We don’t debate, in viewing the facts in a light most favorable to the Plaintiff, that Joiner was “particularly susceptible” to emotional risk – Joiner’s claims of severe depression, chest pains, and anxiety attacks are not common responses to employment reassignment. The issue at hand is whether Defendants knew of this “particular susceptibility.” One must examine the record carefully to determine what Defendant did and did not know. It was known to the Defendant, through Joiner and his absences, that Joiner had health issues prior to the 2006-2007 school year. (Joiner depo, at 4). Dean Fisher at one time believed that this poor health was due to the amount of work Joiner purposefully took on. (Fisher depo, at 3). Because of this, Fisher had several times asked Joiner to retire. (Fisher depo, at 2). Joiner himself refuted this, and in his own words responded that “work was what kept [him] going.” (Joiner depo, at 3). When she assumed her position prior to the 2006-2007 class year, Dean Wurich was relayed this information by Fisher. (Fisher depo, at 3-4).

It is unreasonable to believe that Dean Wurich, in fulfilling her title by assigning new and challenging work to a man whose “work was what kept [him] going,” knew Joiner was “particularly susceptible” and that such emotional devastation would result. It is also questionable about how Joiner could be tremendously emotionally burdened by certain work (new classes and committees), and yet on the other hand (and at the same time) be burdened by the relief of other work (relieved of the advisory position). Furthermore, Wurich never had any experience with Joiner being reassigned before.

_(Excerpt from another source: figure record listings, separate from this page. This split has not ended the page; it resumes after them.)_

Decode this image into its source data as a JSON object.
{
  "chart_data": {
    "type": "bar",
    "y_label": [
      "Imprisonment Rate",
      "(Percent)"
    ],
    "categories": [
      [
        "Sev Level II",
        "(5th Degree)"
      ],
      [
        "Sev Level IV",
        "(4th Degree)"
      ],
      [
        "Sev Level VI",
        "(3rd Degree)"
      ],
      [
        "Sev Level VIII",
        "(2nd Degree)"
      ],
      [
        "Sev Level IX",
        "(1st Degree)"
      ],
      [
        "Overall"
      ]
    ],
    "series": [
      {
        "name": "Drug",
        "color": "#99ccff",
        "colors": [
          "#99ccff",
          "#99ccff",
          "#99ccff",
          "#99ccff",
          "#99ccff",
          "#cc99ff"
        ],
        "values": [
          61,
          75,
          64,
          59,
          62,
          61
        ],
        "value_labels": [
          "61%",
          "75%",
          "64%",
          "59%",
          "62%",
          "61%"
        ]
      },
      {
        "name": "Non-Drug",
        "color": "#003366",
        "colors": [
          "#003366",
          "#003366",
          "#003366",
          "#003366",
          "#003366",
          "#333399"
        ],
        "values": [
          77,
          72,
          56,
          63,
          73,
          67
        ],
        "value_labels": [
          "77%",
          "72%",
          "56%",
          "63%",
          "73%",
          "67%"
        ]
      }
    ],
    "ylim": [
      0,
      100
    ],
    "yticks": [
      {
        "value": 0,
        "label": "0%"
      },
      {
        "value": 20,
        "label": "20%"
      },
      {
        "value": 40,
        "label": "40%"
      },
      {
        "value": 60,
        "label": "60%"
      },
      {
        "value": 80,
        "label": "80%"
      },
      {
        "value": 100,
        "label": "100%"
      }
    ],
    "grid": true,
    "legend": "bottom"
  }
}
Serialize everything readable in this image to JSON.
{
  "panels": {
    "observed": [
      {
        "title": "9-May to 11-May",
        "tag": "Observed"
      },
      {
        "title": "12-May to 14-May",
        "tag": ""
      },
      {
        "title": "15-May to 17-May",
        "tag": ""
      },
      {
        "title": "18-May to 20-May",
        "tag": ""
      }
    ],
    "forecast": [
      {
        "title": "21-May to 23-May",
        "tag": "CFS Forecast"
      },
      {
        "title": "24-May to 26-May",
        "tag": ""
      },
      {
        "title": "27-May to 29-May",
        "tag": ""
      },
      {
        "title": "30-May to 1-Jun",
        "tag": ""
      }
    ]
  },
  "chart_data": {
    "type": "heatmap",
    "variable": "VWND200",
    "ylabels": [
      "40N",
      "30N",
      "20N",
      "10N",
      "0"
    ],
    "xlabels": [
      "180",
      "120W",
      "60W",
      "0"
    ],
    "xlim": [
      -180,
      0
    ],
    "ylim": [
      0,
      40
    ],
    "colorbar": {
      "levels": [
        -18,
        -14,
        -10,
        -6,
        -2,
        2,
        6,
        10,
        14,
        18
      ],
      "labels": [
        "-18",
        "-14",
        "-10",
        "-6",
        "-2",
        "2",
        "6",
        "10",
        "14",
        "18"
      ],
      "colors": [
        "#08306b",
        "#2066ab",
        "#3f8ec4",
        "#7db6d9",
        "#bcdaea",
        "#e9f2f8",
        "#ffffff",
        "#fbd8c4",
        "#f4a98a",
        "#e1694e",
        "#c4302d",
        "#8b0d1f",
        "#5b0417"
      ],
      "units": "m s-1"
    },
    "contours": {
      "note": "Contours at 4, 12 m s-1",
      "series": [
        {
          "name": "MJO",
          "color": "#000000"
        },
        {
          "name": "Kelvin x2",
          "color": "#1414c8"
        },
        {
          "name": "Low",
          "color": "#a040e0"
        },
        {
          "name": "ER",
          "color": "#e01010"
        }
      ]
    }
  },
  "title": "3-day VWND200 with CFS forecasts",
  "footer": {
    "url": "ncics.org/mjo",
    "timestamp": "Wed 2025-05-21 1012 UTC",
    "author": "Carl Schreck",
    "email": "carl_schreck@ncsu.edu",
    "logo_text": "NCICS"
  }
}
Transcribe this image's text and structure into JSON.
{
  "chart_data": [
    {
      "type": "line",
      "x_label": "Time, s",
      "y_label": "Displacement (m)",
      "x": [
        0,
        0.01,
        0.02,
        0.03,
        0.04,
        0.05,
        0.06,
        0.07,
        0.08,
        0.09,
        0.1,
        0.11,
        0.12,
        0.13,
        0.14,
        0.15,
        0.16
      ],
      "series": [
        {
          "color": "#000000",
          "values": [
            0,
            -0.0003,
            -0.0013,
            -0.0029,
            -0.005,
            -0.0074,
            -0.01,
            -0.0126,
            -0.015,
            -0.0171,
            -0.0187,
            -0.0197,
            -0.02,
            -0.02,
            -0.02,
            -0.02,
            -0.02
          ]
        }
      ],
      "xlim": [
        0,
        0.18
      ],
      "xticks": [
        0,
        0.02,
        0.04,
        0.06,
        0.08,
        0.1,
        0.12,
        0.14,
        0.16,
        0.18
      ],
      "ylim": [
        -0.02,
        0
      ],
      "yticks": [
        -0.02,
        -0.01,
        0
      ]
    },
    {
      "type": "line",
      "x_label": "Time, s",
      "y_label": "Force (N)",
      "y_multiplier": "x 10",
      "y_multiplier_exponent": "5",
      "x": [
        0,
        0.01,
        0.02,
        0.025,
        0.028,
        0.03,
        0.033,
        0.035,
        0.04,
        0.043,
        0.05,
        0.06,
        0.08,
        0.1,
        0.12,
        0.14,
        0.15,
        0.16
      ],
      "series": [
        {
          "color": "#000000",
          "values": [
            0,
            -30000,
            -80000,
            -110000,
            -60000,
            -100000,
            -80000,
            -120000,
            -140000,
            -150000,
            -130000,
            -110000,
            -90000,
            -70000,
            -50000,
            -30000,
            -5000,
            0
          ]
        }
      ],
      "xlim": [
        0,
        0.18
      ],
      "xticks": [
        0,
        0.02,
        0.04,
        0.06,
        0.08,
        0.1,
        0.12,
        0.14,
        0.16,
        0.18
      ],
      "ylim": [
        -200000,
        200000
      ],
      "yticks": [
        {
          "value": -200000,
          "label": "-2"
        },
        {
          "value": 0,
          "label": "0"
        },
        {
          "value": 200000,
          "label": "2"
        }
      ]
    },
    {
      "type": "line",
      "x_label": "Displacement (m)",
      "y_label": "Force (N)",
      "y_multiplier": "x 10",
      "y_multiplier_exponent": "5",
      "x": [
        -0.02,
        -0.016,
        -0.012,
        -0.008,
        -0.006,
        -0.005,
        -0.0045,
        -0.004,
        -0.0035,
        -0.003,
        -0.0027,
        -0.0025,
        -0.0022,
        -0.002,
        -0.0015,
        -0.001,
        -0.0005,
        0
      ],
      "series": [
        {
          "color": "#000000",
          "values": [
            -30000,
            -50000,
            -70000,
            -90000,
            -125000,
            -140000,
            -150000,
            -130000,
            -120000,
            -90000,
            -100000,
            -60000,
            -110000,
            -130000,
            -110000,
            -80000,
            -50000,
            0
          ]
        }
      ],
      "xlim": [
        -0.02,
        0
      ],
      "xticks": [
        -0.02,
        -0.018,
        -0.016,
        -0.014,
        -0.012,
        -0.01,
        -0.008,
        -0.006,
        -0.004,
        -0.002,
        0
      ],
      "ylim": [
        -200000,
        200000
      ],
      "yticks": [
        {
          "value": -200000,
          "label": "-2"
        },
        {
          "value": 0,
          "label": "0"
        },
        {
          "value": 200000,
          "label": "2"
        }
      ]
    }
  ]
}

Therefore, she certainly could not know (or even predict) with what “particular sensitivity” Joiner would have with regard to this conduct. Surely Dean Wurich was certain that Joiner would be upset by the reassignment form his long held positions, but in accordance with White, “mere fact that the actor knows that the other will regard the conduct as insulting, or will have his feelings hurt, is not enough” to qualify the conduct as “extreme and outrageous.” 585 So.2d at 1210. Because Defendant did not know of Plaintiff’s “particular susceptibility” to emotional distress, Defendant’s “conduct should be judged in the light of the effect such conduct would ordinarily have on a person of ordinary sensibilities.” Id. Here, as previously established in the context of Wells (where the plaintiff was not known to be “peculiarly susceptible” to distress), Defendant’s conduct was not ““extreme and outrageous” towards a person of ordinary sensibilities.”